The simulated mean climate for the Middle Permian is characterised by warm temperatures, especially in high latitudes, extreme saisonality and dry conditions in the continental interior. There is no permanent sea ice coverage on both hemispheres and the vicinity of the Tethys Ocean is subjected to a monsoonal climate. The geographic distribution pattern of associated biomes matches well the pattern derived from lithological and floral data in the Southern Hemisphere and in the low latitude range of the Northern Hemisphere. The higher resolution of the model results in warmer temperatures and increased precipitation in these areas compared to the climate simulated by other models on coarser grids. However, northern mid- and high latitude regions generally tend towards cooler and drier conditions due to weak northward heat transport by the ocean. Further sensitivity studies deal with how the simulated Permian climate depends on atmospheric carbon dioxide concentration, vegetation distribution, fluctuations of solar irradiation in the course of the Milankovitch cycles, and the parameterisation of convection.

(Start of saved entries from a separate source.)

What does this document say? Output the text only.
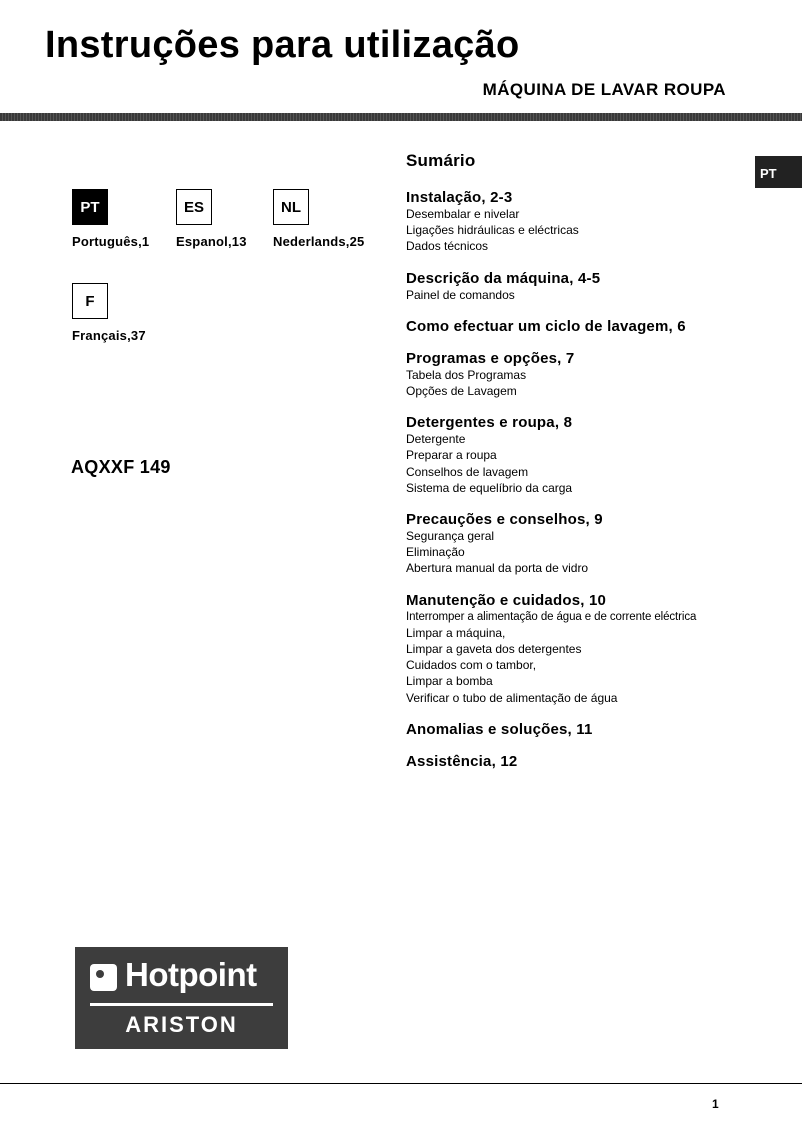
Instruções para utilização
MÁQUINA DE LAVAR ROUPA
PT
PT
Português,1
ES
Espanol,13
NL
Nederlands,25
F
Français,37
AQXXF 149
Sumário
Instalação, 2-3
Desembalar e nivelar
Ligações hidráulicas e eléctricas
Dados técnicos
Descrição da máquina, 4-5
Painel de comandos
Como efectuar um ciclo de lavagem, 6
Programas e opções, 7
Tabela dos Programas
Opções de Lavagem
Detergentes e roupa, 8
Detergente
Preparar a roupa
Conselhos de lavagem
Sistema de equelíbrio da carga
Precauções e conselhos, 9
Segurança geral
Eliminação
Abertura manual da porta de vidro
Manutenção e cuidados, 10
Interromper a alimentação de água e de corrente eléctrica
Limpar a máquina,
Limpar a gaveta dos detergentes
Cuidados com o tambor,
Limpar a bomba
Verificar o tubo de alimentação de água
Anomalias e soluções, 11
Assistência, 12
Hotpoint
ARISTON
1
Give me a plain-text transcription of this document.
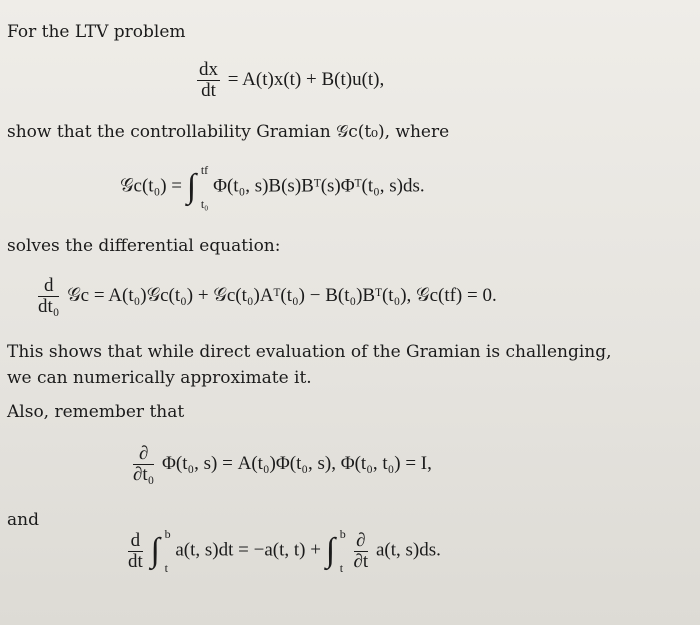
For the LTV problem
$\frac{dx}{dt} = A(t)x(t) + B(t)u(t)$,
show that the controllability Gramian 𝒢c(t₀), where
𝒢c(t₀) = ∫ tf
t₀
Φ(t₀, s)B(s)Bᵀ(s)Φᵀ(t₀, s)ds.
solves the differential equation:
$\frac{d}{\text{dt₀}}$ 𝒢c = A(t₀)𝒢c(t₀) + 𝒢c(t₀)Aᵀ(t₀) − B(t₀)Bᵀ(t₀), 𝒢c(tf) = 0.
This shows that while direct evaluation of the Gramian is challenging,
we can numerically approximate it.
Also, remember that
$\frac{\partial}{\text{∂t₀}} \Phi(t_0$, s) = A(t₀)Φ(t₀, s), Φ(t₀, t₀) = I,
and
$\frac{d}{dt}$ ∫ b
t
a(t, s)dt = −a(t, t) + ∫ b
t
$\frac{\partial}{\partial t} a(t$, s)ds.
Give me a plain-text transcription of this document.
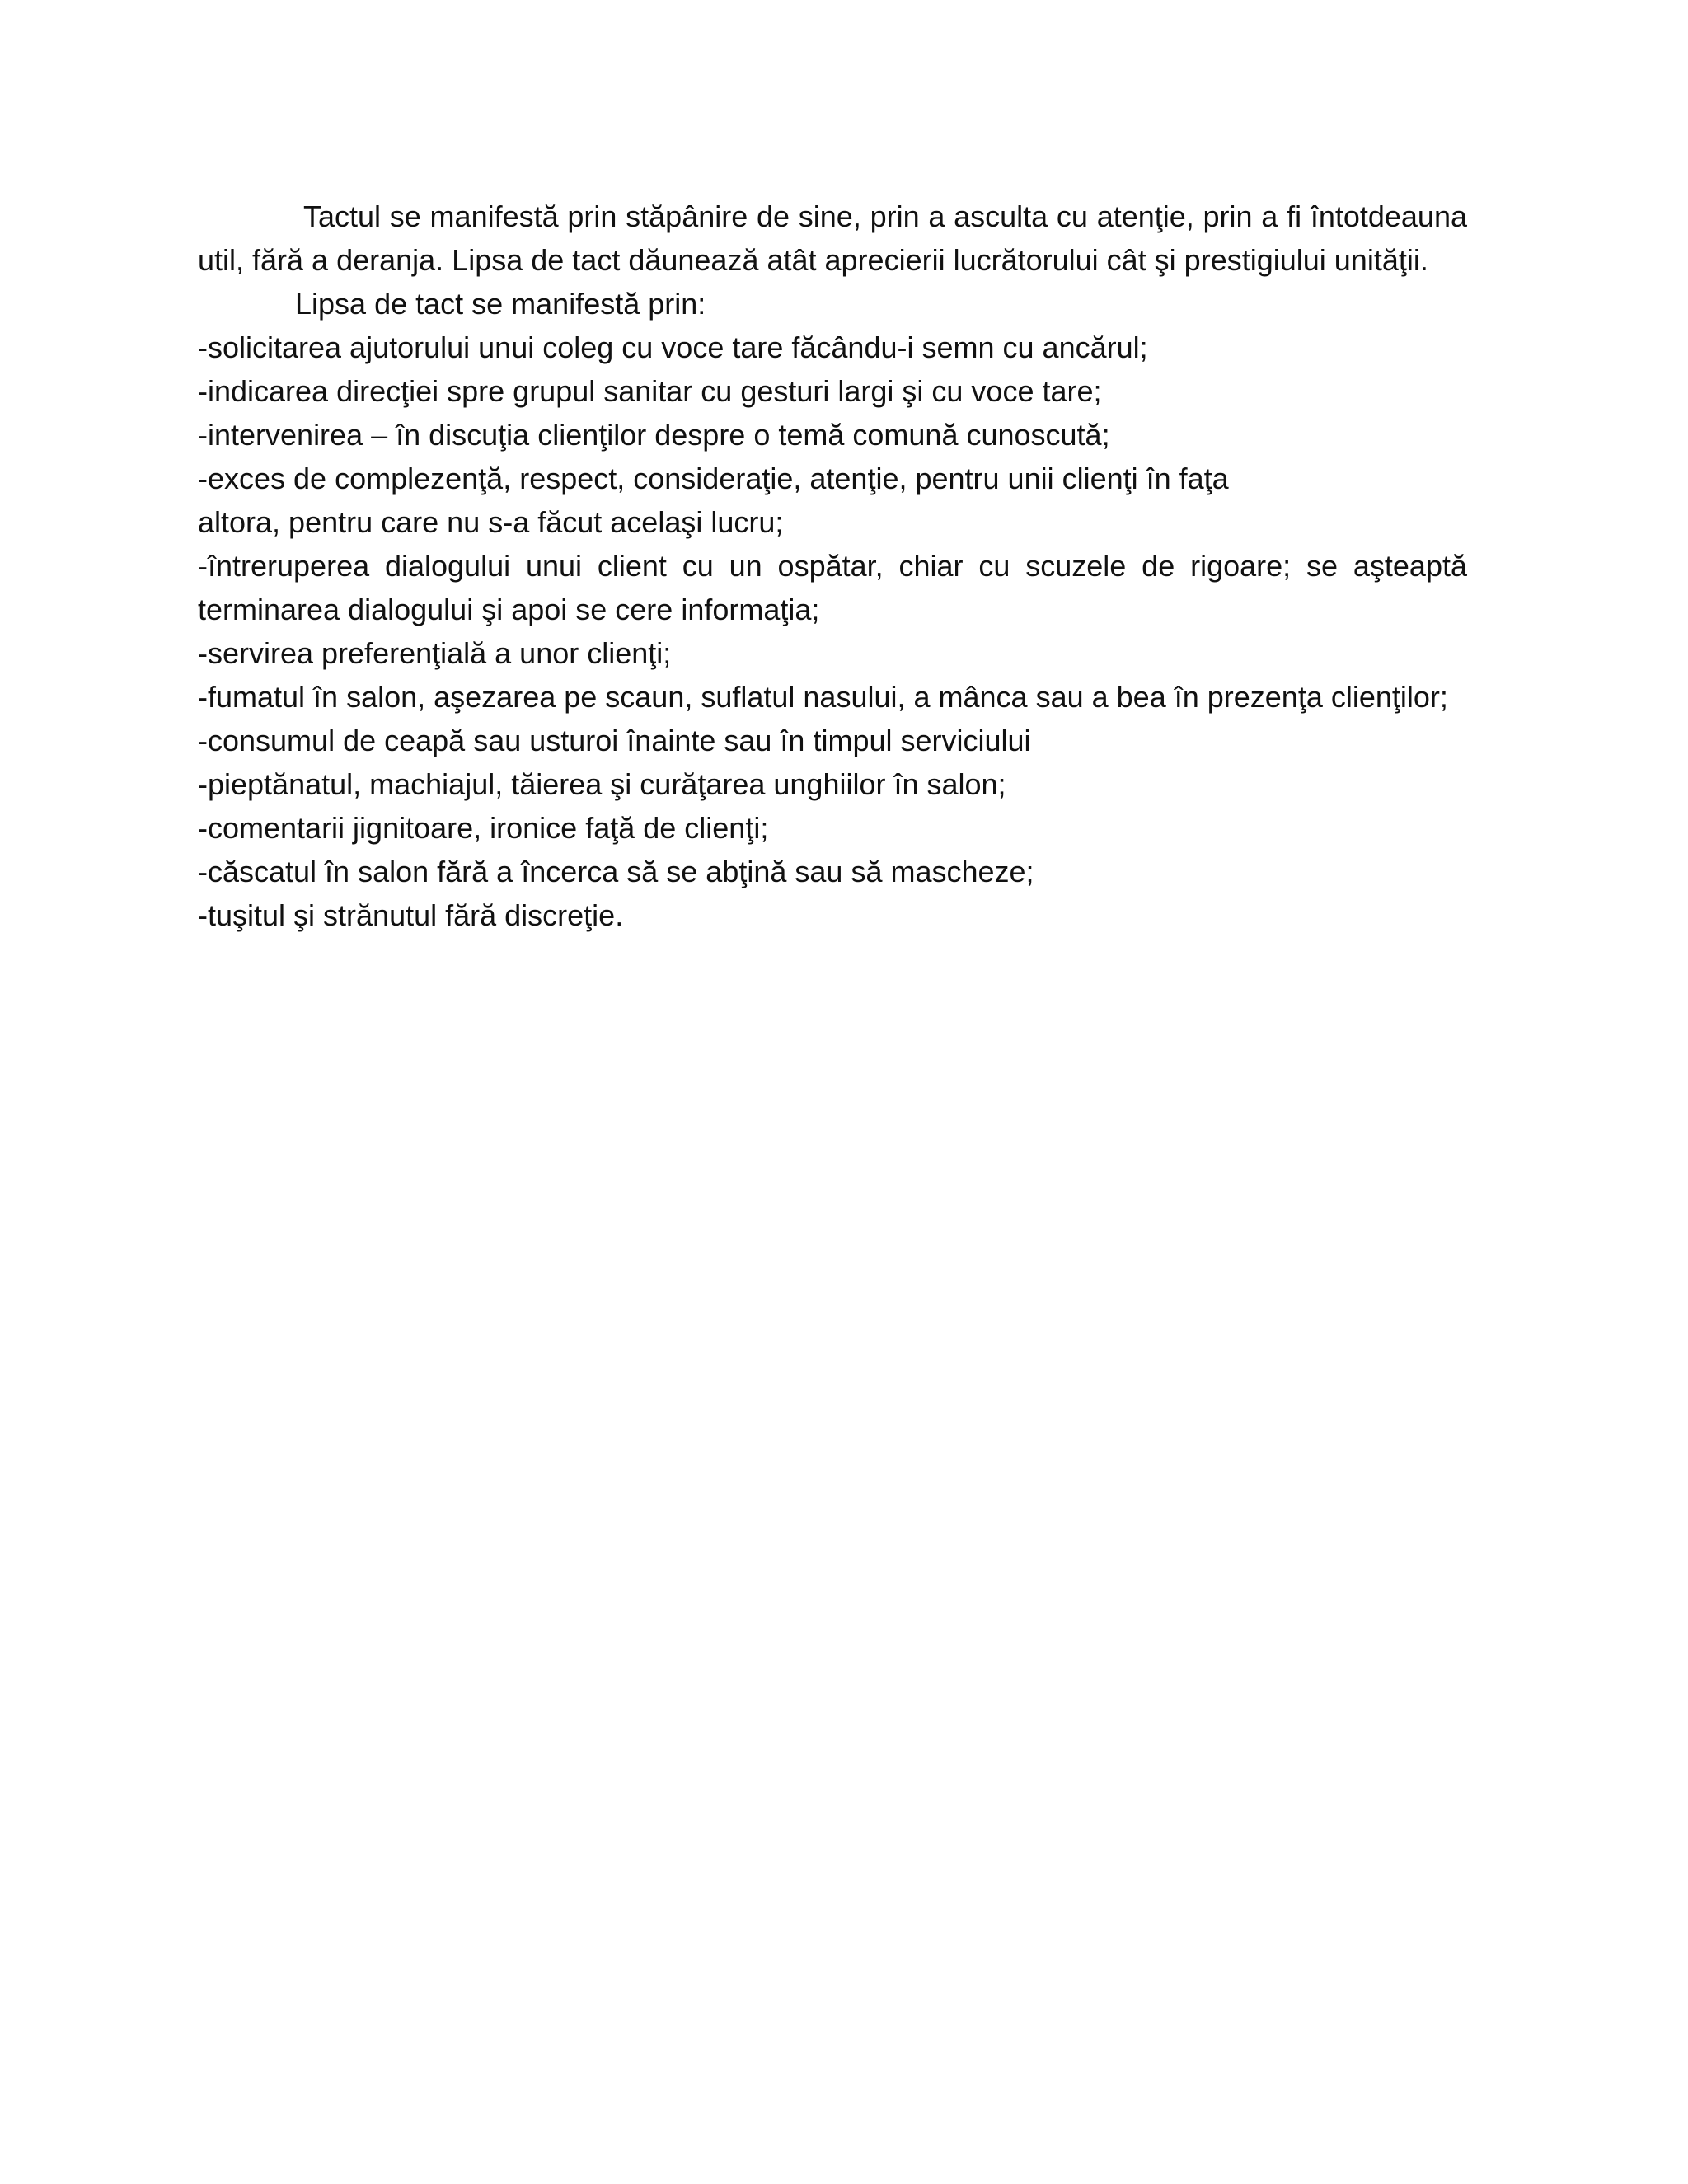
Tactul se manifestă prin stăpânire de sine, prin a asculta cu atenţie, prin a fi întotdeauna util, fără a deranja. Lipsa de tact dăunează atât aprecierii lucrătorului cât şi prestigiului unităţii.

Lipsa de tact se manifestă prin:

-solicitarea ajutorului unui coleg cu voce tare făcându-i semn cu ancărul;

-indicarea direcţiei spre grupul sanitar cu gesturi largi şi cu voce tare;

-intervenirea – în discuţia clienţilor despre o temă comună cunoscută;

-exces de complezenţă, respect, consideraţie, atenţie, pentru unii clienţi în faţa

altora, pentru care nu s-a făcut acelaşi lucru;

-întreruperea dialogului unui client cu un ospătar, chiar cu scuzele de rigoare; se aşteaptă terminarea dialogului şi apoi se cere informaţia;

-servirea preferenţială a unor clienţi;

-fumatul în salon, aşezarea pe scaun, suflatul nasului, a mânca sau a bea în prezenţa clienţilor;

-consumul de ceapă sau usturoi înainte sau în timpul serviciului

-pieptănatul, machiajul, tăierea şi curăţarea unghiilor în salon;

-comentarii jignitoare, ironice faţă de clienţi;

-căscatul în salon fără a încerca să se abţină sau să mascheze;

-tuşitul şi strănutul fără discreţie.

Effects on atmospheric stability and vertical transport are evaluated with regard to the altered temperature and moisture distributions and the continuous forcing by nudging techniques. The analyses include the impact on the frequency of unstable conditions in the lower, middle, and upper troposphere. Furthermore, the impact on frequency and intensity of triggered convection events is examined as well as the response of the tropopause height. The comparison between the Permian and the present-day scenario focusses on mean meridional effects. In contrast, the analysis of the nudging impact on processes in the present-day atmosphere allows to extract regional effects and the impact of the single nudged prognostic variables is eventually separated.